4. İşveren-Sendika İlişkilerine Etkileri: Sendikayı bürokrasinin patronu olarak düşünmek ne kadar yanlış ise sendikaları ve sendikacıları astlar olarak gören işveren anlayışı da o kadar yanlıştır. Üyenin hakları söz konusu olduğunda her türlü mücadelenin verilmesi gerekir. Sosyal diyalog sendikacılığının daha yaygın yaşanacağı bir döneme giriyoruz. Sendikacılığı işverenle çatışma aracı olarak görenlerin dönemi kapanmıştır. Bunun yerine uzlaşmayı ve diyaloğu esas alan bir sendikal anlayış hakim olacaktır.

5. Sendika Politikalarına Etkileri: Sendikaların tüm çalışanlara hitap eden bir dili olmalıdır. Yeni dönemde “merkeze hitap eden bir sendikal söylem” etkili olacaktır. Makamdan/Masadan/Telefondan sendikacılık yapmak değil sahadan sendikacılık yapmak sendikal politikaların odağı olacaktır. Sendikal politikalarının odağına işverenlere düşmanlığı koyanların dönemi bitecektir. Yeni sözler söylemenin sendikacılık açısından daha etkili olacağı bir döneme giriyoruz.

6. Toplu Sözleşmelere Etkileri: Üye beklentilerinin artacağı ve sorunlarının toplu sözleşme masasında çözülmesi gerektiği anlayışı yaygınlaşacaktır. Bu nedenle yeni dönemde toplu sözleşmeler daha fazla gündemimizde olmalıdır. Sendikalar toplu sözleşmeleri, işyerlerinin, işverenlerin ve üyenin gündemine girecek çalışmaları artırmalıdır.

7. Sendikal Harekete Etkileri: Hem kamudaki yeniden yapılandırma çerçevesinde hem de sendikaların durumu bakımından yeni bir döneme giriyoruz. Sendikalar bundan sonra geldiği aşamayı önce korumak sonra da kurumsallaştırmak aşamasına geçmiştir. Kurumsallaşmadan kastettiğim sendika-siyaset ilişkisinde normal bir zemine kavuşmadır. Sendikaların varlıklarını ve güçlerini her türlü etkiden bağımsız bir biçimde inşa etmeleri önemlidir.

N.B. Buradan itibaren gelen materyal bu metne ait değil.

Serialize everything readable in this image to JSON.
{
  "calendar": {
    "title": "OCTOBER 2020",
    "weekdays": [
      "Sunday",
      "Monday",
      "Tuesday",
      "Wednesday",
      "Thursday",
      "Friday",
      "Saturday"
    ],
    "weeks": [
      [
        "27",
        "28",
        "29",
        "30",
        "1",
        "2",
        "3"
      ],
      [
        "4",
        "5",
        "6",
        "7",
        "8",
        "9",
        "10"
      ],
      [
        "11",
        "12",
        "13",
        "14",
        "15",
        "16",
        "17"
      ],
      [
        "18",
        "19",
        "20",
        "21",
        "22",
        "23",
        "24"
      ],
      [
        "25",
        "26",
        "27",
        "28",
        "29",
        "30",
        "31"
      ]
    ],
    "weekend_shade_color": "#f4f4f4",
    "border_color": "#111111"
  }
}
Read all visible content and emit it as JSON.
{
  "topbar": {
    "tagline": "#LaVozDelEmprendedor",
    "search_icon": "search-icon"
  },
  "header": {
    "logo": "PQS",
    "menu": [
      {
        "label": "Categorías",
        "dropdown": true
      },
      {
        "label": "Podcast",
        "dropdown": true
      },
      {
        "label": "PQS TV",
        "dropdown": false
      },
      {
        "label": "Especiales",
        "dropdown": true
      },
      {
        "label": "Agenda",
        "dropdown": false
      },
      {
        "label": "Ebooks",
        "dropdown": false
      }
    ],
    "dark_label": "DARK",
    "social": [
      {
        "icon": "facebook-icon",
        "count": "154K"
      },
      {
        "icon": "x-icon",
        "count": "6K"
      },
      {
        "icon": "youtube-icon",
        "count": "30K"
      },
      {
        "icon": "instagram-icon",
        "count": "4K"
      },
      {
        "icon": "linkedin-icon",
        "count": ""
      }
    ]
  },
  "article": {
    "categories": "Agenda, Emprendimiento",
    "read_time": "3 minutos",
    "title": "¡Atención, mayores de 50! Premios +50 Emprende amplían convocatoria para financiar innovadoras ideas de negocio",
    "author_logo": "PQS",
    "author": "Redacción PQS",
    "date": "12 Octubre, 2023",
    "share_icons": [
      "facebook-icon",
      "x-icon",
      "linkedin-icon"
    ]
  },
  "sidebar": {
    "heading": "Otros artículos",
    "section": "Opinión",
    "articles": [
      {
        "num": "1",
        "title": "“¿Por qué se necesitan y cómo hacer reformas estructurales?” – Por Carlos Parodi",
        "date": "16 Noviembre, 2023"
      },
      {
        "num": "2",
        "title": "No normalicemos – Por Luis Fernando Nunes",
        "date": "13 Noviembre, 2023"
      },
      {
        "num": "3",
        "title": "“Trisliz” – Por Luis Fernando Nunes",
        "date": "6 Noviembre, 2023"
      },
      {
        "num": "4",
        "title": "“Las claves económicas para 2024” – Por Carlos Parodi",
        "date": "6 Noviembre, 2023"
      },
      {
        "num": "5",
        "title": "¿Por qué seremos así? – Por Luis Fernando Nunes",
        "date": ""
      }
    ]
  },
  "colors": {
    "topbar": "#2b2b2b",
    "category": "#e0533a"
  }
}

Yeni sistemin parametreleri değil paradigmaları değiştiren bir özelliği olduğunu bilmek gerekir. Yapılacak uyum çalışmalarını da sadece yasalardaki kelimeleri değiştiren düzenlemeler olarak görmemek gerekir. Artık her kurum yeni sistemin felsefesine ve ruhuna uygun yeni bir döneme girdiğimizin farkında olmalıdır.